Choosing a new read is quite delightful but often a little bit agonizing as well--in a good way of course. I mean you are going to spend days or weeks with the story so you have to choose really carefully, right? What do you do when they all sound good? Compare of course. Which opening line is the one that catches the eye and the interest right from the start?
Home of the Gentry by Ivan Turgenev:
"A bright spring day was drawing towards evening; small pink clouds stood high in a clear sky and seemed not so much to float as to recede into the very depths of the blue."
"Before the opened window of a handsome house, in one of the streets on the outskirts of the provincial town of O . . . (it was 1842), sat two ladies, one fifty and the other an old lady of seventy."
On Tangled Paths by Theodor Fontane:
"At the point where the Kurfurstendamm intersects the Kurfurstenstrasse, diagonally across from the Zooklogical Gardens, there was still, in the mid-eighteen-seventies, a large market garden running back to the open fields behind; and in it stood a small, three-windowed house with its own little front garden, set back a hundred paces from the road that went by and clearly visible from there despite being so small and secluded."
The Trouble with Lichen by John Wyndham:
"The floor of the hall had been cleared.

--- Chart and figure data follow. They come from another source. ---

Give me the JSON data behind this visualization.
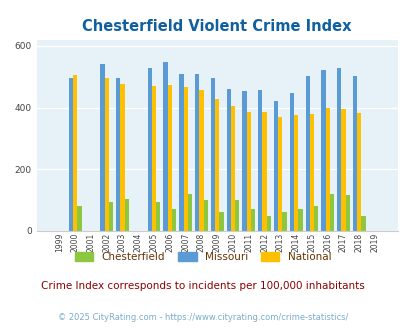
{
  "title": "Chesterfield Violent Crime Index",
  "subtitle": "Crime Index corresponds to incidents per 100,000 inhabitants",
  "footer": "© 2025 CityRating.com - https://www.cityrating.com/crime-statistics/",
  "years": [
    1999,
    2000,
    2001,
    2002,
    2003,
    2004,
    2005,
    2006,
    2007,
    2008,
    2009,
    2010,
    2011,
    2012,
    2013,
    2014,
    2015,
    2016,
    2017,
    2018,
    2019
  ],
  "chesterfield": [
    0,
    80,
    0,
    95,
    105,
    0,
    95,
    72,
    120,
    100,
    60,
    102,
    70,
    50,
    60,
    70,
    80,
    120,
    115,
    50,
    0
  ],
  "missouri": [
    0,
    495,
    0,
    540,
    495,
    0,
    527,
    547,
    510,
    510,
    497,
    460,
    453,
    456,
    420,
    448,
    502,
    522,
    527,
    503,
    0
  ],
  "national": [
    0,
    506,
    0,
    495,
    475,
    0,
    470,
    473,
    468,
    458,
    429,
    404,
    387,
    387,
    368,
    375,
    380,
    398,
    395,
    381,
    0
  ],
  "bar_color_chesterfield": "#8dc63f",
  "bar_color_missouri": "#5b9bd5",
  "bar_color_national": "#ffc000",
  "bg_color": "#e6f2f8",
  "ylim": [
    0,
    620
  ],
  "yticks": [
    0,
    200,
    400,
    600
  ],
  "title_color": "#1060a0",
  "subtitle_color": "#8b0000",
  "footer_color": "#7aadcc",
  "legend_label_color": "#663300"
}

Someone had put rather sombre bunches of evergreens here and there on the walls. Somebody else had thought a little tinsel might cheer them up. The tables, set end to end down one side, made a white-clothed counter supporting plates of sandwiches, plates of bright cakes, some dishes of sausage-rolls, jugs of lemon, jugs of orange, vases of flowers, and, intermittently urns. To the eye, the rest of the room suggested a palette in motion. For the ear, even from a little way off, there was a reminder of starlings at dusk."
Ecstasy by Louis Couperus:
"Dolf Van Attema, for an after-dinner walk, had taken the opportunity of calling on his wife's sister, Cecile Van Evan, in the Scheveningen Road. He was waiting in her little bodoir, walking to and fro among the rosewood furniture and the old moiré settees, over and over again, with three or four long steps, measuring the width of the tiny room. On an onyx pedestal, at the head of a chaise-longue, burned an onyx lamp, glowing sweetly within its lace shade, a great six-petalled flower of light."
I have read all the authors before save Turgenev. All novels are about relationships more or less, though the Wyndham not romantically inclined relationships. He is also writing science fiction rather than straight forward drama (well, loosely speaking). Three of the four are translations. Oh, dear. Don't they all sound really good? I guess, even for me, it would be too greedy to start them all. Has anyone read one or another and can put in a good word?